This formula, hence results in this column.

The Class Perspective
This is good data for me since I can look up specific information for each student. But how did the class do overall? Which questions were better answered and which ones were not? For this, a slightly complex formula is used that creates the data below.

Using the column data for T this list returns a count of how many questions appear there. Ideally that entry should be BLANK for every student – meaning that all kids managed to get >50% of max score on each question!
The formula which accomplishes this is the following. Since it has to pull out data from a column that has multiple values in each row, it first splits them up based on comma, then transposes them into a single list (one below the other) and queries them to print the top 3 or 5 or whichever number you wish.

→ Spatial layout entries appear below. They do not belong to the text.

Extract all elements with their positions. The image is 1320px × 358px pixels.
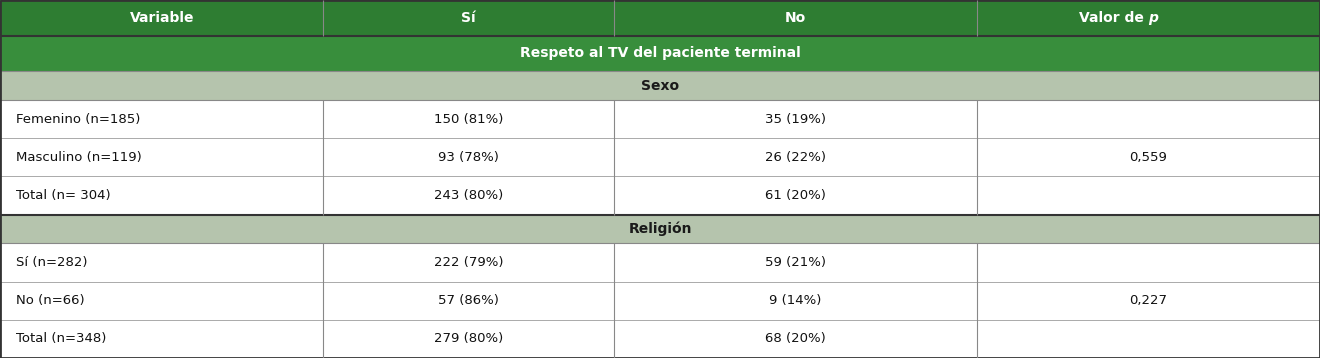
Bar	[614, 100, 977, 138]
Bar	[0, 100, 323, 138]
Bar	[0, 243, 323, 282]
Text: 9 (14%): 9 (14%)	[770, 294, 821, 307]
Text: 26 (22%): 26 (22%)	[764, 151, 826, 164]
Bar	[977, 176, 1320, 214]
Bar	[323, 282, 614, 320]
Bar	[977, 282, 1320, 320]
Bar	[0, 214, 1320, 243]
Text: 0,227: 0,227	[1130, 294, 1167, 307]
Text: 243 (80%): 243 (80%)	[434, 189, 503, 202]
Text: 0,559: 0,559	[1130, 151, 1167, 164]
Bar	[323, 0, 614, 35]
Text: p: p	[1148, 11, 1158, 25]
Text: 93 (78%): 93 (78%)	[438, 151, 499, 164]
Text: 68 (20%): 68 (20%)	[764, 333, 826, 345]
Text: No: No	[784, 11, 807, 25]
Bar	[977, 0, 1320, 35]
Bar	[614, 243, 977, 282]
Bar	[0, 0, 323, 35]
Text: Sí (n=282): Sí (n=282)	[16, 256, 87, 269]
Text: No (n=66): No (n=66)	[16, 294, 84, 307]
Bar	[323, 243, 614, 282]
Text: 150 (81%): 150 (81%)	[434, 113, 503, 126]
Text: Variable: Variable	[129, 11, 194, 25]
Bar	[0, 35, 1320, 71]
Bar	[323, 176, 614, 214]
Bar	[0, 320, 323, 358]
Text: 222 (79%): 222 (79%)	[434, 256, 503, 269]
Text: Total (n=348): Total (n=348)	[16, 333, 106, 345]
Bar	[323, 138, 614, 176]
Text: 59 (21%): 59 (21%)	[764, 256, 826, 269]
Text: Valor de: Valor de	[1078, 11, 1148, 25]
Bar	[977, 243, 1320, 282]
Text: Masculino (n=119): Masculino (n=119)	[16, 151, 141, 164]
Text: 61 (20%): 61 (20%)	[764, 189, 826, 202]
Text: 35 (19%): 35 (19%)	[764, 113, 826, 126]
Text: 57 (86%): 57 (86%)	[438, 294, 499, 307]
Bar	[0, 282, 323, 320]
Bar	[614, 176, 977, 214]
Bar	[0, 138, 323, 176]
Bar	[0, 176, 323, 214]
Text: Femenino (n=185): Femenino (n=185)	[16, 113, 140, 126]
Text: Respeto al TV del paciente terminal: Respeto al TV del paciente terminal	[520, 46, 800, 60]
Text: Sexo: Sexo	[642, 78, 678, 93]
Bar	[977, 100, 1320, 138]
Text: 279 (80%): 279 (80%)	[434, 333, 503, 345]
Text: Sí: Sí	[461, 11, 477, 25]
Text: Total (n= 304): Total (n= 304)	[16, 189, 111, 202]
Text: Religión: Religión	[628, 222, 692, 236]
Bar	[323, 320, 614, 358]
Bar	[977, 320, 1320, 358]
Bar	[614, 320, 977, 358]
Bar	[614, 0, 977, 35]
Bar	[614, 282, 977, 320]
Bar	[323, 100, 614, 138]
Bar	[0, 71, 1320, 100]
Bar	[977, 138, 1320, 176]
Bar	[614, 138, 977, 176]
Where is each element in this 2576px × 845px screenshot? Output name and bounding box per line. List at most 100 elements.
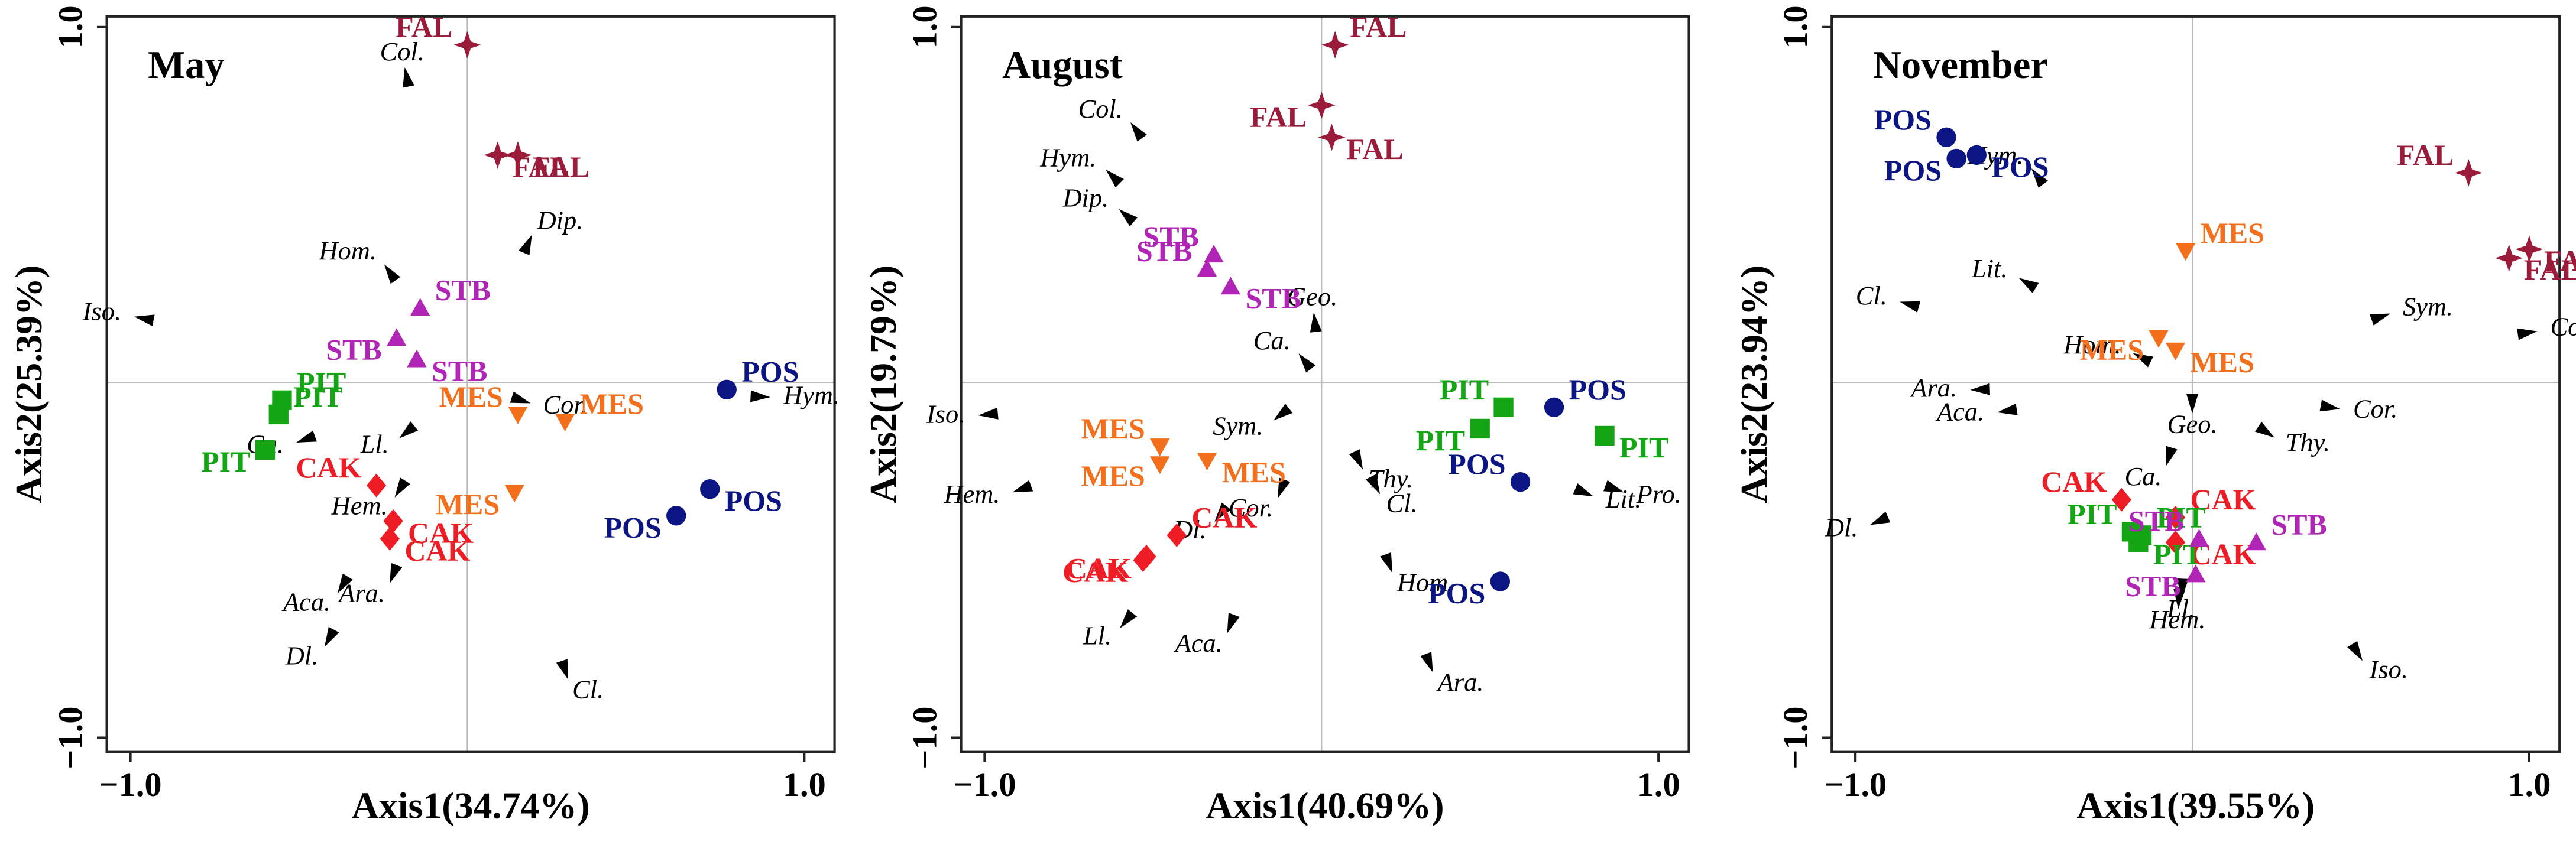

=ArrayFormula(query(transpose(split(TEXTJOIN(",", 1, T3:T22),",")&""), "Select Col1, count(Col1) where Col1 <>'' group by Col1 order by count(Col1) asc limit 5 label count(Col1)''"))
If I change the asc (short for ascending) in the code to desc then I get the questions that were badly answered. The limit for this example is top 5 but you can choose to alter that.
This data now tells me that Question 4 was the worst answered with 18 out of my 20 kids getting <=2 for a 4 point question. In second place was 10c which was a multi part question. So why did kids get 10a and 10b mostly correct and not 10c? Things like these are indicative of bigger issues that go beyond that specific question. A few immediate questions would be : What did they get wrong? How did they misinterpret it? Is there a conceptual lack of understanding there or was it the language used to describe it? Was it an algorithm that wasn’t attempted properly? Lot of potential issues get identified that will be revisited and reviewed once again with the class.
Bottom line
Going over every question on the paper and discussing it is standard procedure. But this sort of drill down has allowed me to go deeper into specific areas of concern for each of my students. I have used such indicators as ways to modify instruction for future lessons so that students can get more opportunities to both attempt and excel at the concepts they had initially struggled with. This process has also helped in teaching me what is important for the class so that we can all take a step back and adjust our lesson.